“Se l’inflazione è prevedibile, creditori e debitori possono tenerne conto nei loro contratti di finanziamento; semplicemente i tassi di interesse nominali aumentano per compensare la perdita di potere d’acquisto della moneta. Anche i lavoratori possono chiedere di adeguare i salari al costo della vita, di fatto indicizzandoli all’inflazione. E le imprese possono tenere conto dell’inflazione nei loro piani di investimento. Ma quando l’inflazione sobbalza di mese in mese è più difficile fare piani per il futuro. Ciò rende i finanziamenti, gli investimenti, le assunzioni e tutte le decisioni che comportano pianificazione qualcosa di simile a una scommessa. Naturalmente ciò tende a danneggiare la crescita economica”. Nell’occuparsi del target di inflazione della Fed, Noah Smith si spinge a sostenere che l’obiettivo potrebbe essere aumentato, essendo l’imprevedibilità e la volatilità dell’inflazione il vero problema. Come sempre, Smith fa riferimento alla definizione mainstream di inflazione, ossia di crescita di un indice di prezzi al consumo. In questa sede ragionerò di inflazione adottando la stessa definizione, pur essendo la crescita dei prezzi al consumo una conseguenza dell’inflazione, ossia dell’aumento dell’offerta di moneta.
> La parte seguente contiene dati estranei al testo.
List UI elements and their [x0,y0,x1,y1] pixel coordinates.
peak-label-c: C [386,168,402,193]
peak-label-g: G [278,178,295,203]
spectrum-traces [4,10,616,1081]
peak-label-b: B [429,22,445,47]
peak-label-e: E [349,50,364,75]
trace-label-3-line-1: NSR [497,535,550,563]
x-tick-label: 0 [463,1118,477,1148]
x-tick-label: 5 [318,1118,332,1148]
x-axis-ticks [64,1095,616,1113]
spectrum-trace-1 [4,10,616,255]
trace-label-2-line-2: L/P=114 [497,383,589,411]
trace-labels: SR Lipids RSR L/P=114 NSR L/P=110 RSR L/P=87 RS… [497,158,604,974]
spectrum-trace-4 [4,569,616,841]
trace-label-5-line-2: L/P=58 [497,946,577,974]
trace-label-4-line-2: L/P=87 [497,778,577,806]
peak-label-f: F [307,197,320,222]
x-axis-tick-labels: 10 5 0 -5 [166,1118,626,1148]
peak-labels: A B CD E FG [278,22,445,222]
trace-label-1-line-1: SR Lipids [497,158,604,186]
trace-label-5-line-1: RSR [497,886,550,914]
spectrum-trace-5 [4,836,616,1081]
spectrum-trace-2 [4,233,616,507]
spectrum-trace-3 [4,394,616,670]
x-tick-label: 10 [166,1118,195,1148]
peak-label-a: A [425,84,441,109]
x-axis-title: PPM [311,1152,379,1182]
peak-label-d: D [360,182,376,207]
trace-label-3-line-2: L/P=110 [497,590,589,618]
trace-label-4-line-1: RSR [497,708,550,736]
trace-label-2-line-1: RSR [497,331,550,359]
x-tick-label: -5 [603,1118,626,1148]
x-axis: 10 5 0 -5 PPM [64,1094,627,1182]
Dunque, secondo Smith se il target passasse dal 2 al 4 per cento non ci sarebbe alcun problema, purché vi fosse flessibilità dei prezzi. Infatti Smith conclude così: “Ciò significa che la Fed probabilmente non dovrebbe temere un target di inflazione più alto, se ciò significasse avere più occupazione”.
C’è qualcosa che non va: se l’inflazione è del tutto prevedibile e la banca centrale riesce a mantenerla costantemente in linea con il target, allora quest’ultimo potrebbe anche essere -2 o -4 per cento e si potrebbero usare le stesse argomentazioni che Smith utilizza per spiegare che non si deve sempre e comunque temere l’inflazione elevata. Lui, però, è notoriamente tra coloro che vedono la deflazione come uno spettro.
Probabilmente Smith non ha letto la Teoria Generale di Keynes, che invece era favorevole all’uso dell’inflazione per abbassare i salari reali senza ridurre quelli nominali. Lo stesso dicasi per l’abbassamento del valore reale del debito. Se l’inflazione fosse prevedibile e tutti ne tenessero conto, il suo effetto redistributivo (ciò per cui piace ai keynesiani) tenderebbe a svanire. Quindi il classico trade-off tra disoccupazione e inflazione rappresentato graficamente dalla curva di Phillips (concetto piuttosto obsoleto anche nel mondo keynesiano, ma ancora utilizzato dalle banche centrali, a partire proprio dalla Fed) perderebbe significato anche per i keynesiani, perché ogni aumento dell’inflazione poterebbe un pressoché immediato adeguamento direttamente proporzionale dei salari nominali, senza alcuna riduzione del costo reale del lavoro.
Ovviamente non mi aspetto da Smith che sostenga l’opportunità di interrompere i monopoli di emissione e manipolazione della moneta affidati alle banche centrali. In questo caso, però, credo che riesca a mettere d’accordo sulla totale mancanza di senso di quello che ha scritto tanto gli antikeynesiani quanto i keynesiani. Il che è tutto dire.
L’inflazione è si indifferente per i debiti futuri,ma non per quelli in corso. Specialmente i pensionati ( che in Italia hanno verso lo Stato , un peso economico notevole) riceverebbero come pensione monete di valore ridotto.
Il giochetto dei politici italioti è tutto qui.